Native developers don’t have this problem. You never hear of widespread news when a native developer finds out that if you call methods on UIImagePickerController then you magically get access to the device’s camera, but it’s common-place to find out that people exposing and using the intricacies of CSS3 transforms are creating incredible feats of UX.

We need to cut this shit out. I don’t care how small your microframework is. Bandwidth isn’t the problem. If you think a 5kb framework is preferable to a 7kb framework, your are bat-shit insane and patently wrong. There is no “maybe he has a point”. No, it’s black-and-white. File size isn’t the problem, code-size is. If you string-wrap your code, your OK. Don’t listen to people who tell you otherwise, they’re lying to you (though probably not intentionally).

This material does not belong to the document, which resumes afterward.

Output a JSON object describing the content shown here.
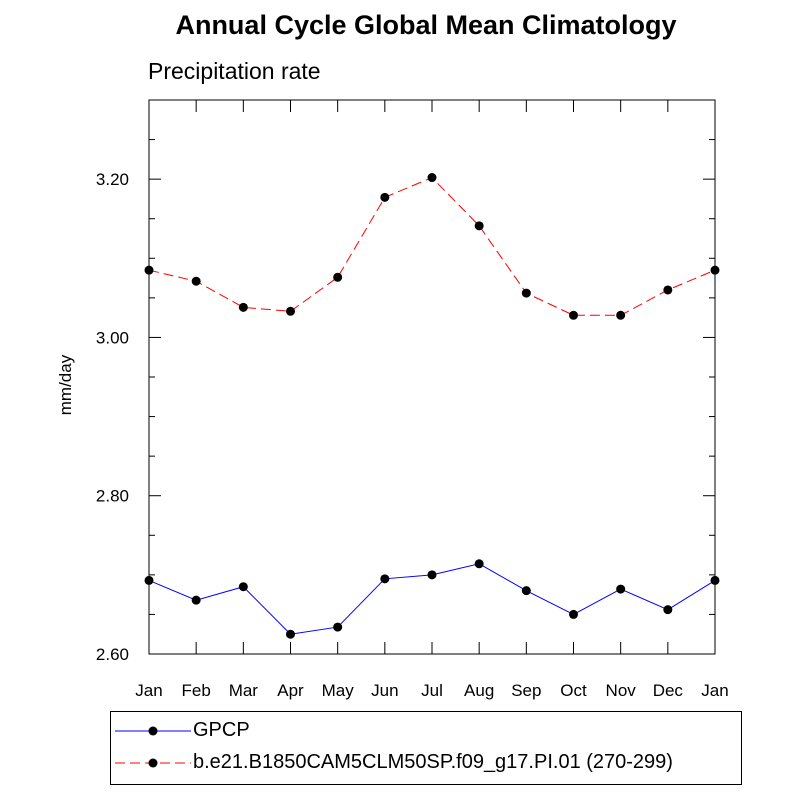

A JavaScript-based MVC framework is only a small part of the solution, the same way an iPod is a small part of the digital music solution. A proper, scalable backend along with all the services and add-ons that make up a server stack are required to create an ecosystem. But that still doesn’t quite cover the whole story: The stack not only has to exist (Nokia, RIM, Microsoft), but it also has to be tightly integrated and seamless (Apple).

Partly as a disclaimer, and partly as supporting evidence, I should make it clear that I work at Strobe Inc. We’re the first people to really build an end-to-end solution for web development. Lots of other developers are working on solving certain problems in the domain, but none are providing a full-stack, integrated solution like we are. Strobe is sponsoring projects like bpm, sproutcore, and the strobe platform to once-and-for-all solve the problem of developing web application from the ground up. I strongly believe in what we’re doing, which is why I’m spending time to make sure we do it, but the point is that the rest of us should stop wasting time and start moving our platform together.

We have a gem on our hands: Let’s stop arguing about who has the better hammer and let’s start chiseling it into a beautiful piece of jewelry.